Tiga orang pimpinan lain yang tadi merawat luka mereka kini meloncat dari atas bangku- bangku yang kosong. Seorang di antara mereka, yang bertubuh. tinggi kurus dan mukanya kuning, melihat algojo hendak menjambak rambut panjang Lui In, cepat mengangkat tangan.
"Hentikan! Aku akan memeriksa mereka!" Algojo itu tidak jadi menyiksa dan melepaskan rambut panjang Lui In.
"Heh, kalian berdua! Tidak tahukah Kalian siapa kami? Siapa aku?" bentak pemimpin gerombolan bermuka kuning itu.
Souw Cin dan Lui In mengangkat muka memandang ke arah si muka kuning, lalu kepalanya menggeleng sebagai jawaban bahwa mereka tidak mengenal mereka.
"Hemm, orang-orang Mancu memang sombong dan bodoh! Ketahuilah engkau, heh Souw Cin orang Mancu keparat, kami adalah para pejuang, orang-orang Han yang membela kerajaan Beng dan menentang kalian para penjajah Mancu! Dan aku adalah Ui-bin-houw (Harimau Muka Kuning), satu di antara Enam Harimau yang memimpin pasukan pejuang ini!” Mendengar ucapan itu, Souw Cin menatap dengan muka berubah pucat karena dia maklum bahwa nyawanya tidak akan tertolong lagi. Dia hanya mempererat rangkulannya kepada isterinya siap untuk mati bersama isterinya. “Dan engkau, Lui In, perempuan rendah dan hina tak tahu malu! Engkau adalah seorang wanita Han, bagaimana mau merendahkan diri diperisteri seorang penjajah Mancu? Engkau pengkhianat! Kalian berdua harus dihukum dan dengarlah keputusan hukuman bagi kalian!
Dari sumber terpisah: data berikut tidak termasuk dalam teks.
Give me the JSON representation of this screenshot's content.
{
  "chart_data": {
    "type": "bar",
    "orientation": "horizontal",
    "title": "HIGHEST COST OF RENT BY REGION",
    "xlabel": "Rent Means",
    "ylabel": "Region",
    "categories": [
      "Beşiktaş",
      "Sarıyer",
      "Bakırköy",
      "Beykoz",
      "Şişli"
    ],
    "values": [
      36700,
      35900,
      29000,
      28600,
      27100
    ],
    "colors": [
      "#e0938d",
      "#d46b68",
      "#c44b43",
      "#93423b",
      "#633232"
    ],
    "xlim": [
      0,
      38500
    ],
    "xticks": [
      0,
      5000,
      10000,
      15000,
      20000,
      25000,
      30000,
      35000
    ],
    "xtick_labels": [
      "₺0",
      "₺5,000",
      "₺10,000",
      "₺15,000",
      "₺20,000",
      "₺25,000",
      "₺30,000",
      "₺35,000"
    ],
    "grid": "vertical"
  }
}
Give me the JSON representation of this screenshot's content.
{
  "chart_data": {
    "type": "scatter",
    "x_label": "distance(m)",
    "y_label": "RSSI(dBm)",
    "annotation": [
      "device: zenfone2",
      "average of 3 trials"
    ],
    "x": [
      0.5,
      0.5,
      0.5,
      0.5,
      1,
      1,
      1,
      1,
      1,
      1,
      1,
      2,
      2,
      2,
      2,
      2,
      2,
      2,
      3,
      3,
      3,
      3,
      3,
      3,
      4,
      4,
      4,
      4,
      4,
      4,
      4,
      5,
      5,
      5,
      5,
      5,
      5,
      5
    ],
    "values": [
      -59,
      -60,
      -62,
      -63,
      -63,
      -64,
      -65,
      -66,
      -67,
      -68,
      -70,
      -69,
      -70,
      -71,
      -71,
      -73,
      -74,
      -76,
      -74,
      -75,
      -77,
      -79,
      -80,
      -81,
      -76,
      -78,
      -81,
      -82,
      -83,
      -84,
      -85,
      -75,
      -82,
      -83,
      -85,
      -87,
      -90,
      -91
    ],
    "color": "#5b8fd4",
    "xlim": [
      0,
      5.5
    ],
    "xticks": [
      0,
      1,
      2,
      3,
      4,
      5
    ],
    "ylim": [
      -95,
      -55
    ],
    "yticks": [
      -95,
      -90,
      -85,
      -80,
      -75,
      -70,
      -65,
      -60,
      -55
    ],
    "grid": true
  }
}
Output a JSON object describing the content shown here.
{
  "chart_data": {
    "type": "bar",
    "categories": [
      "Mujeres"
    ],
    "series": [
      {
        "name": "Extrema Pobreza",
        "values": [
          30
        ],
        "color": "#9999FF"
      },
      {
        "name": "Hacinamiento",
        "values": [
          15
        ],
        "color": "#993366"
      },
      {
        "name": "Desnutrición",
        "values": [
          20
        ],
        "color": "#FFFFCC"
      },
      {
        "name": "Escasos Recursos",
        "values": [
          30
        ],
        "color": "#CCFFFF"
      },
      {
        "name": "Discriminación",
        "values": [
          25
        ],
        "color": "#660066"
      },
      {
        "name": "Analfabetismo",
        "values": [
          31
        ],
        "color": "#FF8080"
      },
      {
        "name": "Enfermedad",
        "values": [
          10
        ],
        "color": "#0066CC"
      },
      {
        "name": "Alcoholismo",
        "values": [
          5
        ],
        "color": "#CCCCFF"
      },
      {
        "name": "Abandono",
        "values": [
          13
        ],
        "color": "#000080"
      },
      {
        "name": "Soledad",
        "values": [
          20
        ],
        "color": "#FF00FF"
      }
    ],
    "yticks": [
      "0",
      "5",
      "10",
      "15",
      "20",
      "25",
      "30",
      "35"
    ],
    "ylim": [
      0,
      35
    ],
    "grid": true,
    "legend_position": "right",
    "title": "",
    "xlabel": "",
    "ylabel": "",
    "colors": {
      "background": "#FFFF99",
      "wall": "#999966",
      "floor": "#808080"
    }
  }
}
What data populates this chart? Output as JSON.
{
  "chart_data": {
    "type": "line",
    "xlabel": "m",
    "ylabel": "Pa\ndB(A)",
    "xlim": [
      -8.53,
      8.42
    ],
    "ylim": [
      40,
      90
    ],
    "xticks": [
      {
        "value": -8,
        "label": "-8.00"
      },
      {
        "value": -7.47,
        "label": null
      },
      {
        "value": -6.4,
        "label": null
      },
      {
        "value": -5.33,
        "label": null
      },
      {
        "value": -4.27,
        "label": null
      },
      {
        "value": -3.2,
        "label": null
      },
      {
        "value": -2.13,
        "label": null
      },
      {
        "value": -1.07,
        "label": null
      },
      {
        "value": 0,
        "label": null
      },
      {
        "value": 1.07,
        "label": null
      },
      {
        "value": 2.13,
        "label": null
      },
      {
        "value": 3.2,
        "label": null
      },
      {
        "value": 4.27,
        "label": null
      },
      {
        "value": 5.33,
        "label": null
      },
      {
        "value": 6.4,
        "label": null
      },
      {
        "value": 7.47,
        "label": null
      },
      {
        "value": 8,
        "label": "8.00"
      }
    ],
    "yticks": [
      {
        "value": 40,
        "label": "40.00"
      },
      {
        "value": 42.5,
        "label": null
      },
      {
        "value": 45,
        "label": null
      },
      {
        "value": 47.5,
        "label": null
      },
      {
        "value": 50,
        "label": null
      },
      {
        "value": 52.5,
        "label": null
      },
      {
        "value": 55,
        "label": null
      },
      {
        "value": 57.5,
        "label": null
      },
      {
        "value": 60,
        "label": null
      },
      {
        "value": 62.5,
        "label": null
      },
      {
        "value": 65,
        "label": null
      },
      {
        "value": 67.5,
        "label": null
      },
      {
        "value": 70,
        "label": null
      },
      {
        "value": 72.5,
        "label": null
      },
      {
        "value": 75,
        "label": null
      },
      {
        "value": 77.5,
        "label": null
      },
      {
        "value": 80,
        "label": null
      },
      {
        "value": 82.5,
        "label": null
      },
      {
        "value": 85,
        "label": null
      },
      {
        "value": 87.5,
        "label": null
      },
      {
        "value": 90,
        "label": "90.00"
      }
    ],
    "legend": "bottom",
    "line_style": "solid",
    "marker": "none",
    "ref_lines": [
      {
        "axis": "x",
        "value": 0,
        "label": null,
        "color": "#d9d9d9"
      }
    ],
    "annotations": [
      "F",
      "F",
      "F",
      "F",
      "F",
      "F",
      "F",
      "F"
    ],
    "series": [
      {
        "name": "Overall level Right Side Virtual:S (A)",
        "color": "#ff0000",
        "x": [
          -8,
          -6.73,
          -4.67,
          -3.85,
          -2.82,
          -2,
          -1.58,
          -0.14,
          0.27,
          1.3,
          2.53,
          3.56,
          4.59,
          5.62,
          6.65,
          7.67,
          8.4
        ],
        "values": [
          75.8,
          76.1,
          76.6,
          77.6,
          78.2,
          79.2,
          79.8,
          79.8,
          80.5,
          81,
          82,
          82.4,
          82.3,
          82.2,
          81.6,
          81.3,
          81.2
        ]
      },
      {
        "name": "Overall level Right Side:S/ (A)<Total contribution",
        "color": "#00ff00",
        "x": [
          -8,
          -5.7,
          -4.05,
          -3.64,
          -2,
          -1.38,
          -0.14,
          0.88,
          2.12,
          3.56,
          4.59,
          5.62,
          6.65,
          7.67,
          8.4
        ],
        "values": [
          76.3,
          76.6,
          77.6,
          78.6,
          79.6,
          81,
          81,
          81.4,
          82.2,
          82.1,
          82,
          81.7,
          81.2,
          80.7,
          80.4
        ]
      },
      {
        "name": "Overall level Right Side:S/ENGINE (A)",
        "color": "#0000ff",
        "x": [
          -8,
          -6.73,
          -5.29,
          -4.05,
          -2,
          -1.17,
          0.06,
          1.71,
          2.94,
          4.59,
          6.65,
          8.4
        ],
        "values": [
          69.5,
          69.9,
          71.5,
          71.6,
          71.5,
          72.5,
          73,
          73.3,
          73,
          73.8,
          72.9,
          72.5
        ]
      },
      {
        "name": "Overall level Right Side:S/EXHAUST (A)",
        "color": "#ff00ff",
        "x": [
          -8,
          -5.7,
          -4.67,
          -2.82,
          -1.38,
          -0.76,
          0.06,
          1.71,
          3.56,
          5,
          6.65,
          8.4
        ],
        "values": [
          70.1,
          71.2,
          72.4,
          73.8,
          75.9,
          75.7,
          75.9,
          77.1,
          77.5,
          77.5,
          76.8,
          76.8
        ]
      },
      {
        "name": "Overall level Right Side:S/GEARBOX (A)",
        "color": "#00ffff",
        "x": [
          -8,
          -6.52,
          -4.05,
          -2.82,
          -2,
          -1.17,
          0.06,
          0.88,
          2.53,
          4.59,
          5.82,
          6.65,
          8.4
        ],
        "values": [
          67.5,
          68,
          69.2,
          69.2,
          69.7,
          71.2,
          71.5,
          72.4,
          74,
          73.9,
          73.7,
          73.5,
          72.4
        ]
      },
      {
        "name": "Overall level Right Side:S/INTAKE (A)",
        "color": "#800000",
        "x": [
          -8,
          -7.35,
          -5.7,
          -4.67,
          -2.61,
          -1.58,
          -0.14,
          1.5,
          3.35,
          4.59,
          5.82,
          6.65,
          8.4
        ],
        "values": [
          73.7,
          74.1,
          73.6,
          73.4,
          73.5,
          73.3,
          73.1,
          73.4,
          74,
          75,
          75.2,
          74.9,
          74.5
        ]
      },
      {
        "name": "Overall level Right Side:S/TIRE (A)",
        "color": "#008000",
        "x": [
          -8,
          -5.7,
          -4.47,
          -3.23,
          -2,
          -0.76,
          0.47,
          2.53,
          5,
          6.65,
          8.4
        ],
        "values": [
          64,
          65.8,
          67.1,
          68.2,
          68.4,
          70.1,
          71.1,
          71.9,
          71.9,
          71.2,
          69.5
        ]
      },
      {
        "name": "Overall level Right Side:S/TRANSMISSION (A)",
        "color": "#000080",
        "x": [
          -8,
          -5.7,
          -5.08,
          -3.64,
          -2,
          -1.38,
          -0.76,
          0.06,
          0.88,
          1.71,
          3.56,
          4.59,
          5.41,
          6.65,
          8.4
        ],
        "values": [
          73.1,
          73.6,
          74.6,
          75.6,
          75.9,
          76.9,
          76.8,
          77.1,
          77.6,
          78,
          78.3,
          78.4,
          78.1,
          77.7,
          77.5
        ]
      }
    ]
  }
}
Souw Cin, isterimu akan dlperkosa beramai-ramai di depan matamu, baru kami akan membunuhmu!"
“Tidak …. !!" Souw Cln bangkit berdiri sehingga Lui In yang didekapnya dengan erat itu terbawa berdiri pula. "Kalau kalian mau membunuhku, lakukanlah! Akan tetapi jangan mengganggu Lui In, Ia tidak bersalah apa-apa dan bukankah ia itu sebangsa dengan kalian?" Pada saat itu ternyata totokan yang membuat Souw Cin dan Lui In tidak mampu bicara telah habis pengaruhnya dan mereka mampu menggerakkan semua anggauta tubuh dan dapat mengeluarkan suara. "Ha-ha-ha!!” Kepala gerombolan nomor satu yang berjuluk Harimau Muka Kuning itu tertawa. "Justeru kami ingin engkau melihat isterimu diperkosa beramai-ramai itulah sebagian dari hukumanmu!"
"Tidak! Tidak, jangan ganggu isteriku!" Souw Cin memeluk isterinya yang mulai menangis tersedu-sedu.